10. Un transfert frauduleux d'héritage est-il valable à l'étranger ?
Le concept de transactions frauduleuses par le défunt, propre au droit turc, n'est pas reconnu de la même manière dans tous les pays.
Un transfert de propriété immobilière effectué dans un pays étranger peut être considéré comme valable en vertu des lois de ce pays.
Par conséquent, la stratégie juridique doit être déterminée conformément à la législation du pays concerné.
11. Règlementation de l'Union européenne
Les pays de l'UE disposent de réglementations spécifiques en matière de litiges successoraux. Le règlement européen sur les successions peut être applicable dans certains cas.

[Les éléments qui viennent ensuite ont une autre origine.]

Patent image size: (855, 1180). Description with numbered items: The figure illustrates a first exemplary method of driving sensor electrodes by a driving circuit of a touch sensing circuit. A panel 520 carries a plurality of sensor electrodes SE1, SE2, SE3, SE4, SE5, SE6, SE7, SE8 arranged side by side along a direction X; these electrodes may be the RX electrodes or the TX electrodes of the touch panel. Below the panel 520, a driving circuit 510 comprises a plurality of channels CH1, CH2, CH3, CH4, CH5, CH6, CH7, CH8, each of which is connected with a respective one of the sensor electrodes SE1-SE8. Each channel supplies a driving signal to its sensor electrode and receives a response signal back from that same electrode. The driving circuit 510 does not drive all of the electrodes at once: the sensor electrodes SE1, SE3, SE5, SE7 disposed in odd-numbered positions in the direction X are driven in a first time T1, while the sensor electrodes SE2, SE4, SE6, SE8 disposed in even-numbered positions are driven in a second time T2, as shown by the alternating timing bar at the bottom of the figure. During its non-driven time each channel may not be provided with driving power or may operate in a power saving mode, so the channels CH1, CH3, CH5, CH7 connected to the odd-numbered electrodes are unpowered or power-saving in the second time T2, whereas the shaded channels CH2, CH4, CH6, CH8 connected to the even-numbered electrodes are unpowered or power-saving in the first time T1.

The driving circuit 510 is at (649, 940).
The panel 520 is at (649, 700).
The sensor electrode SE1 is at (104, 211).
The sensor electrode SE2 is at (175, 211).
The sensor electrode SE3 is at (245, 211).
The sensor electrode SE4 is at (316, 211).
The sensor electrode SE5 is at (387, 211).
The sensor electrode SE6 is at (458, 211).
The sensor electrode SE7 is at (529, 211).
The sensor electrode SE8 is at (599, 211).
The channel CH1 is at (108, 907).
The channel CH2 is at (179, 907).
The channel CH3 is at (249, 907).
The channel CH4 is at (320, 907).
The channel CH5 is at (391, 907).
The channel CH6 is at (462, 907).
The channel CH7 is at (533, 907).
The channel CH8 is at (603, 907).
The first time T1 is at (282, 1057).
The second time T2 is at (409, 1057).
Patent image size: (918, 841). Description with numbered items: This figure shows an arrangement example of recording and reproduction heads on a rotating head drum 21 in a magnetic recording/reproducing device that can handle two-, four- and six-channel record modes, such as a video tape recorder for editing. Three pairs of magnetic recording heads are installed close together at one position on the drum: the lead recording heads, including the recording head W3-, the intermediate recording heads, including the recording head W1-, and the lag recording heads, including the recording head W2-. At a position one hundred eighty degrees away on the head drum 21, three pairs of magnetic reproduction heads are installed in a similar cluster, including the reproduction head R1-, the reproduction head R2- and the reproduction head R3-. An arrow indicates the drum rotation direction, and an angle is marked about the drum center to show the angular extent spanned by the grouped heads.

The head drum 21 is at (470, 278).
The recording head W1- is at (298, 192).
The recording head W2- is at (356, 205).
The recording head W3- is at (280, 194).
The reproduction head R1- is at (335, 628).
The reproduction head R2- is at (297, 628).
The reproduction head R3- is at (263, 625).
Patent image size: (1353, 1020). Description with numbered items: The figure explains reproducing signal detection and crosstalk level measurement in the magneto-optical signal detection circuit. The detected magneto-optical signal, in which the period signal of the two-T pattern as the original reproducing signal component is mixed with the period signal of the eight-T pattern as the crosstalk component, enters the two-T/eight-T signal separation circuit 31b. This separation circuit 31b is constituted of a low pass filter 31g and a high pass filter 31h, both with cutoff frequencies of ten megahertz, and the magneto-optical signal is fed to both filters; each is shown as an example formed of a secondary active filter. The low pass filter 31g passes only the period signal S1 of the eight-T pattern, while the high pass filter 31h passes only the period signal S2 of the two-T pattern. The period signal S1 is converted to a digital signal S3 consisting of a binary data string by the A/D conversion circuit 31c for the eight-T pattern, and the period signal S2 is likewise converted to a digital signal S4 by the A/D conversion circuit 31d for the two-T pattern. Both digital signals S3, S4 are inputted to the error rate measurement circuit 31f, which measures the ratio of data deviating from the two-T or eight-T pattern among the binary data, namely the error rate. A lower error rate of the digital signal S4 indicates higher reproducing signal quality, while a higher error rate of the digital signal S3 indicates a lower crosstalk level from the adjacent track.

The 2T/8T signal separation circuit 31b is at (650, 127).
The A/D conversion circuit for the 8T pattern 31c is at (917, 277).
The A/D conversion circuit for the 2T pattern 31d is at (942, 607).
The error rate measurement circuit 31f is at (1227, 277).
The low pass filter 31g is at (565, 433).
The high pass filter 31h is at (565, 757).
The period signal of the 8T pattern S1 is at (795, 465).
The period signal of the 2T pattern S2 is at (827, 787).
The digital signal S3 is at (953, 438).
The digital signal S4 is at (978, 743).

Toutefois, la Turquie n'étant pas membre de l'UE, les demandes directes sont évaluées au cas par cas.
12. Pratique devant la Cour d'appel
En matière de litiges successoraux internationaux, des 2e et 11e chambres civiles de la Cour suprême d'appel instructives.
La Cour suprême souligne explicitement que c'est la loi du lieu où se situe le bien immobilier qui doit être appliquée.
13. Comment le processus doit-il être géré ?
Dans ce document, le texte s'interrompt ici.